Natural Language to Database Query System
Category:
Natural Language Processing
Skills:
SQL,NLTK
Problem Context
The goal of this project was to design a system that allows users to query a database using natural language instead of SQL. The challenge was to bridge the gap between human-friendly input and machine-executable queries, demonstrating both NLP parsing skills and database knowledge.
Collection
I created a structured database and defined realistic query tasks.
Database contained tables for students, courses, and enrollment (~50k records)
Queries included joins, aggregations, and filtering conditions
Preparation
I set up the mapping between natural language and database schema.
Built a dictionary of schema terms (e.g., “class” →
course
)Preprocessed input text: tokenization, lemmatization, stopword removal
Baseline
A simple rule-based parser was built as proof of concept.

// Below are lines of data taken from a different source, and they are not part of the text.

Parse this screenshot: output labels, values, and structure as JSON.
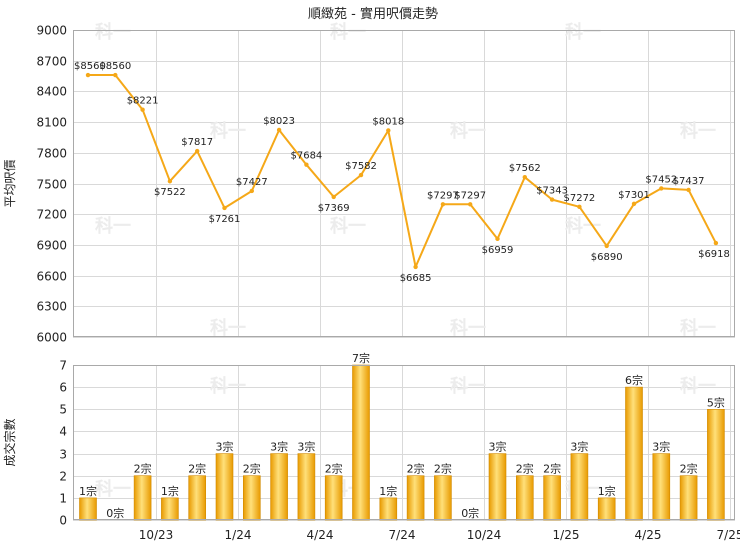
{
  "chart_data": [
    {
      "type": "line",
      "title": "順緻苑 - 實用呎價走勢",
      "ylabel": "平均呎價",
      "ylim": [
        6000,
        9000
      ],
      "yticks": [
        6000,
        6300,
        6600,
        6900,
        7200,
        7500,
        7800,
        8100,
        8400,
        8700,
        9000
      ],
      "x_ticks": [
        "10/23",
        "1/24",
        "4/24",
        "7/24",
        "10/24",
        "1/25",
        "4/25",
        "7/25"
      ],
      "x_tick_index": [
        2,
        5,
        8,
        11,
        14,
        17,
        20,
        23
      ],
      "color": "#f5a818",
      "values": [
        8560,
        8560,
        8221,
        7522,
        7817,
        7261,
        7427,
        8023,
        7684,
        7369,
        7582,
        8018,
        6685,
        7297,
        7297,
        6959,
        7562,
        7343,
        7272,
        6890,
        7301,
        7452,
        7437,
        6918
      ],
      "labels": [
        "$8560",
        "$8560",
        "$8221",
        "$7522",
        "$7817",
        "$7261",
        "$7427",
        "$8023",
        "$7684",
        "$7369",
        "$7582",
        "$8018",
        "$6685",
        "$7297",
        "$7297",
        "$6959",
        "$7562",
        "$7343",
        "$7272",
        "$6890",
        "$7301",
        "$7452",
        "$7437",
        "$6918"
      ]
    },
    {
      "type": "bar",
      "ylabel": "成交宗數",
      "ylim": [
        0,
        7
      ],
      "yticks": [
        0,
        1,
        2,
        3,
        4,
        5,
        6,
        7
      ],
      "x_ticks": [
        "10/23",
        "1/24",
        "4/24",
        "7/24",
        "10/24",
        "1/25",
        "4/25",
        "7/25"
      ],
      "x_tick_index": [
        2,
        5,
        8,
        11,
        14,
        17,
        20,
        23
      ],
      "color": "#f2a80f",
      "values": [
        1,
        0,
        2,
        1,
        2,
        3,
        2,
        3,
        3,
        2,
        7,
        1,
        2,
        2,
        0,
        3,
        2,
        2,
        3,
        1,
        6,
        3,
        2,
        5
      ],
      "labels": [
        "1宗",
        "0宗",
        "2宗",
        "1宗",
        "2宗",
        "3宗",
        "2宗",
        "3宗",
        "3宗",
        "2宗",
        "7宗",
        "1宗",
        "2宗",
        "2宗",
        "0宗",
        "3宗",
        "2宗",
        "2宗",
        "3宗",
        "1宗",
        "6宗",
        "3宗",
        "2宗",
        "5宗"
      ]
    }
  ],
  "watermark": "科一"
}
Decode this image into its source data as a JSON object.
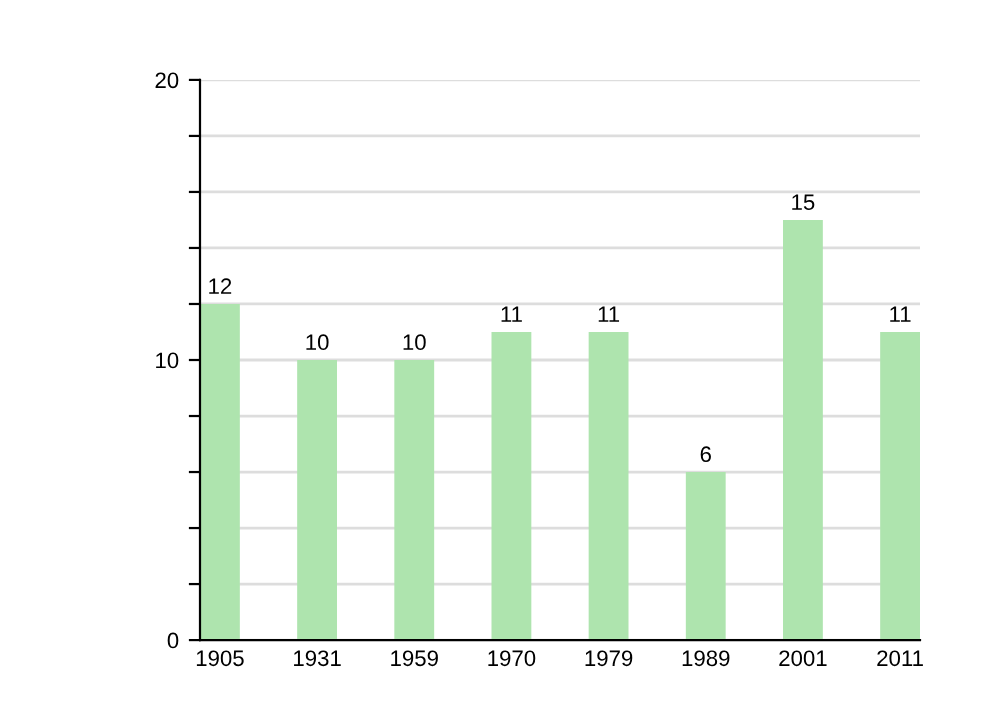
{
  "chart_data": {
    "type": "bar",
    "categories": [
      "1905",
      "1931",
      "1959",
      "1970",
      "1979",
      "1989",
      "2001",
      "2011"
    ],
    "values": [
      12,
      10,
      10,
      11,
      11,
      6,
      15,
      11
    ],
    "color": "#aee4ae",
    "data_labels": true,
    "ylim": [
      0,
      20
    ],
    "yticks": [
      0,
      {
        "value": 2,
        "label": null
      },
      {
        "value": 4,
        "label": null
      },
      {
        "value": 6,
        "label": null
      },
      {
        "value": 8,
        "label": null
      },
      10,
      {
        "value": 12,
        "label": null
      },
      {
        "value": 14,
        "label": null
      },
      {
        "value": 16,
        "label": null
      },
      {
        "value": 18,
        "label": null
      },
      20
    ],
    "grid": "y"
  }
}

Example: “List all students in Computer Science” →
SELECT * FROM students WHERE major='Computer Science'
Worked well for direct keyword mappings
Modeling
I expanded the system to handle more complex queries.
Implemented a seq2seq model trained on NL–SQL pairs
Used attention mechanisms for mapping natural language to SQL structure
Supported nested queries, conditions, and ordering
Evaluation
I compared generated SQL with ground truth queries.
Metrics: Exact Match Accuracy ~85% on test set
Executed queries against the database to validate correctness
Handled edge cases like synonyms (“professor” vs “instructor”)
Refinement
The system was optimized for usability and transparency.
Added a feedback loop: users could edit SQL output if parsing was wrong
Provided query explanation in plain English to increase trust
Integrated with a simple web UI for demo purposes
Conclusion
The system successfully translated natural language questions into SQL queries with ~85% exact match accuracy. It demonstrated how NLP and database knowledge can be combined to make data more accessible for non-technical users, while still allowing transparency and control for advanced users.